Years ago I remember there was a problem with the Tidal Basin Cherries; a beaver was cutting them. As I recall this beaver took down a good number of trees before he was trapped and relocated.

Wednesday, August 6, 2008

Joe Pye Weed....You don't have to plant butterfly bushes to attract butterflies

If you drive by the Fern Valley Meadow you can see this plant from 100'. Actually, I can see it from 100', so if you have average eyesight you ought to be able to see it from twice as far.

Good plant that favors wetlands but tolerates average garden moisture. It's a butterfly magnet drawing swallowtails (see photo to right) reliably when it blooms in late summer. Because it is tall, up to 8', it works well at the back of a deep border, or as an accent plant. Very nice informally along a fence. Resistant to pests and diseases, it will benefit from an occasional soaking in a dry summer.

If 8 feet is too much for you there is a selection of a small species of Eupatorium; 'Little Joe' that only grows to 3-5 feet.

Monday, August 4, 2008

Hannah collecting Gaura biennis in Pennsylvania in 2006....Flowers on a plant in Fern Valley we grew from the seeds August 2008

Hannah, Joan, and I (Fern Valley Staff in 2006) went on a seed collecting trip around State College, Pennsylvania in the fall of that year. We spent two days in the Bear Meadows Sedge Bog, and another day collecting in various places nearby. We brought back seeds from a variety of plants including Larch, Verbena hastata, Leatherleaf, Blueberries, Phlox paniculata, this biennial Gaura, and a few others. The Verbena and the Phlox have been or are flowering in the collection already. This morning, just returned from Florida and on my pre-work circuit of the Arboretum, I noticed that the Gaura had begun to flower. It is always good to find another plant that blooms later in the season!

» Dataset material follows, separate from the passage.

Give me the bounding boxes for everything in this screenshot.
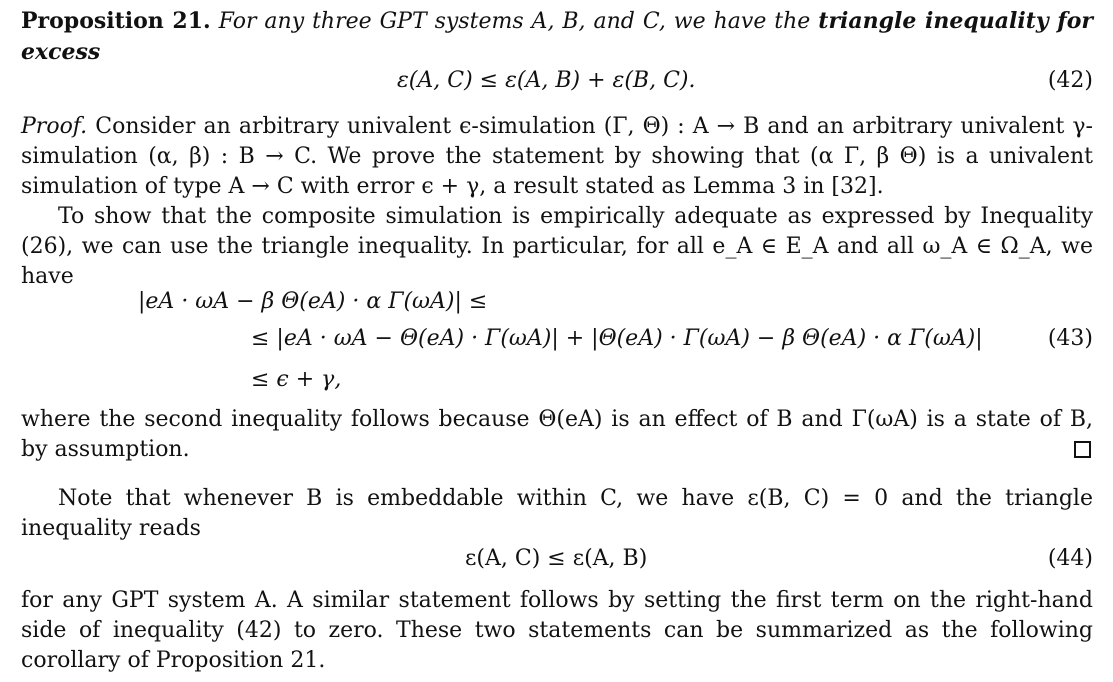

The flowers are attractive, mildly fragrant, and much like those of the common perennial, Gaura lindheimeri. The plant itself is a bit loose and quite tall. It would be most appropriate in the garden in less formal settings and p;ossibly growing out of and overtopping earlier perennials. They could help support the ~6' stems. When we collected the plant the flowers were distinctly pink and these barely so. Various things can affect flower color the likeliest is that the flowers age to pink. Theses have just opened. We shall see.

Big big Container Plants

Coincidence is an interesting concept; I had just been thinking about the feasibility of obtaining large magnolias for a customer on Capitol Hill, and the next day, on the way to the Florida Scrub Jay Trail, there it is, Cherry Hill Tree Farm. Thousands of flowering Crape Myrtles among their other plants. The last 10 years or so that I was at Behnkes, we bought large container plants from Cherry Hill: Magnolias, Hollies, and Crape Myrtles. Their smallest trees are 15 gallons and they go on up through 35, 45, 65, 100 up to, get this, 670 gallon! live oaks. These people do containers right.

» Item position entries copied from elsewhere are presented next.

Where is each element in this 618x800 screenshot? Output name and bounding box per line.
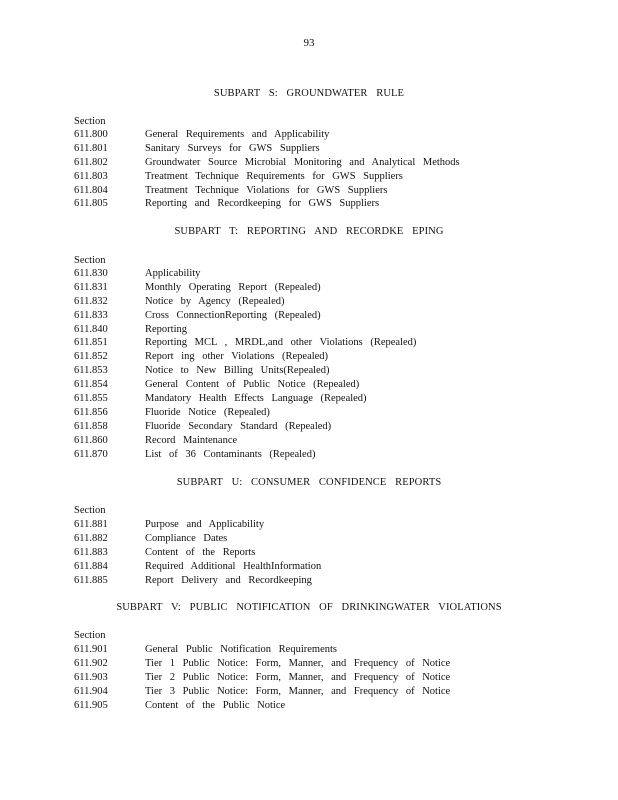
section-title: Purpose and Applicability xyxy=(145,519,265,530)
subpart-s-title: SUBPART S: GROUNDWATER RULE xyxy=(213,88,405,99)
list-item xyxy=(74,699,594,713)
section-label: Section xyxy=(74,116,106,127)
section-title: Mandatory Health Effects Language (Repealed) xyxy=(145,393,367,405)
list-item xyxy=(74,643,594,657)
list-item xyxy=(74,336,594,350)
list-item xyxy=(74,448,594,462)
section-title: Cross ConnectionReporting (Repealed) xyxy=(145,309,321,321)
section-number: 611.884 xyxy=(74,560,108,572)
section-number: 611.883 xyxy=(74,546,108,558)
section-title: Fluoride Secondary Standard (Repealed) xyxy=(145,420,332,432)
section-title: Treatment Technique Violations for GWS Suppliers xyxy=(145,184,388,196)
subpart-u-list xyxy=(74,518,594,587)
section-title: Tier 2 Public Notice: Form, Manner, and Frequency of Notice xyxy=(145,671,451,683)
section-title: Content of the Public Notice xyxy=(145,699,286,711)
section-number: 611.902 xyxy=(74,657,108,669)
section-number: 611.840 xyxy=(74,323,108,335)
list-item xyxy=(74,546,594,560)
section-number: 611.885 xyxy=(74,574,108,586)
section-number: 611.856 xyxy=(74,406,108,418)
list-item xyxy=(74,184,594,198)
list-item xyxy=(74,420,594,434)
section-number: 611.831 xyxy=(74,281,108,293)
section-label: Section xyxy=(74,505,106,516)
section-title: Report Delivery and Recordkeeping xyxy=(145,574,312,586)
section-title: Reporting xyxy=(145,323,187,335)
section-title: Fluoride Notice (Repealed) xyxy=(145,406,270,418)
page-number: 93 xyxy=(303,37,315,49)
section-label: Section xyxy=(74,255,106,266)
list-item xyxy=(74,434,594,448)
section-title: Report ing other Violations (Repealed) xyxy=(145,351,329,363)
section-title: Tier 1 Public Notice: Form, Manner, and Frequency of Notice xyxy=(145,657,451,669)
section-number: 611.903 xyxy=(74,671,108,683)
list-item xyxy=(74,267,594,281)
list-item xyxy=(74,170,594,184)
section-title: Monthly Operating Report (Repealed) xyxy=(145,281,321,293)
list-item xyxy=(74,560,594,574)
section-number: 611.800 xyxy=(74,129,108,140)
section-number: 611.830 xyxy=(74,268,108,279)
list-item xyxy=(74,281,594,295)
list-item xyxy=(74,142,594,156)
subpart-s-list xyxy=(74,128,594,211)
section-number: 611.801 xyxy=(74,142,108,154)
section-number: 611.882 xyxy=(74,532,108,544)
section-number: 611.804 xyxy=(74,184,108,196)
section-title: General Content of Public Notice (Repealed) xyxy=(145,379,360,391)
subpart-t-list xyxy=(74,267,594,461)
section-number: 611.901 xyxy=(74,644,108,655)
section-number: 611.860 xyxy=(74,434,108,446)
list-item xyxy=(74,685,594,699)
section-number: 611.855 xyxy=(74,393,108,405)
list-item xyxy=(74,392,594,406)
section-label: Section xyxy=(74,630,106,641)
section-number: 611.852 xyxy=(74,351,108,363)
list-item xyxy=(74,309,594,323)
list-item xyxy=(74,364,594,378)
section-title: Reporting and Recordkeeping for GWS Suppliers xyxy=(145,198,380,210)
list-item xyxy=(74,518,594,532)
list-item xyxy=(74,574,594,588)
section-title: Applicability xyxy=(145,268,201,279)
section-title: General Requirements and Applicability xyxy=(145,129,330,140)
section-number: 611.833 xyxy=(74,309,108,321)
list-item xyxy=(74,295,594,309)
list-item xyxy=(74,350,594,364)
section-title: Sanitary Surveys for GWS Suppliers xyxy=(145,142,320,154)
section-title: Required Additional HealthInformation xyxy=(145,560,322,572)
section-title: Record Maintenance xyxy=(145,434,238,446)
section-number: 611.854 xyxy=(74,379,108,391)
section-title: Notice to New Billing Units(Repealed) xyxy=(145,365,330,377)
section-number: 611.870 xyxy=(74,448,108,460)
list-item xyxy=(74,657,594,671)
subpart-u-title: SUBPART U: CONSUMER CONFIDENCE REPORTS xyxy=(176,477,442,488)
section-title: Tier 3 Public Notice: Form, Manner, and Frequency of Notice xyxy=(145,685,451,697)
list-item xyxy=(74,323,594,337)
section-number: 611.851 xyxy=(74,337,108,349)
section-number: 611.881 xyxy=(74,519,108,530)
section-number: 611.904 xyxy=(74,685,108,697)
section-title: Groundwater Source Microbial Monitoring and Analytical Methods xyxy=(145,156,460,168)
section-number: 611.853 xyxy=(74,365,108,377)
list-item xyxy=(74,128,594,142)
list-item xyxy=(74,156,594,170)
list-item xyxy=(74,378,594,392)
subpart-v-list xyxy=(74,643,594,712)
section-number: 611.905 xyxy=(74,699,108,711)
section-title: Treatment Technique Requirements for GWS Suppliers xyxy=(145,170,403,182)
section-title: Notice by Agency (Repealed) xyxy=(145,295,285,307)
section-title: List of 36 Contaminants (Repealed) xyxy=(145,448,316,460)
list-item xyxy=(74,406,594,420)
subpart-v-title: SUBPART V: PUBLIC NOTIFICATION OF DRINKINGWATER VIOLATIONS xyxy=(116,602,502,613)
list-item xyxy=(74,671,594,685)
section-number: 611.802 xyxy=(74,156,108,168)
section-title: General Public Notification Requirements xyxy=(145,644,337,655)
subpart-t-title: SUBPART T: REPORTING AND RECORDKE EPING xyxy=(174,226,444,237)
section-number: 611.805 xyxy=(74,198,108,210)
section-title: Content of the Reports xyxy=(145,546,256,558)
section-title: Compliance Dates xyxy=(145,532,228,544)
section-number: 611.832 xyxy=(74,295,108,307)
section-number: 611.858 xyxy=(74,420,108,432)
list-item xyxy=(74,197,594,211)
section-title: Reporting MCL , MRDL,and other Violations (Repealed) xyxy=(145,337,417,349)
section-number: 611.803 xyxy=(74,170,108,182)
list-item xyxy=(74,532,594,546)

I knew they were in Florida, but had never thought about their exact location that turns out to be about 20 miles from the Wildwood Garden. The scale of the nursery is as epic as the size of their containers, it stretches on for at least a mile and a half mile and the trees extend off the road into the distance. Didn't stop, but it seems as neat and well attended as I had anticipated. Their material is always clean, well pruned, and generally in good shape. They are a wholesale nursery so their material has to pass through a retail nursery, but they have great stuff.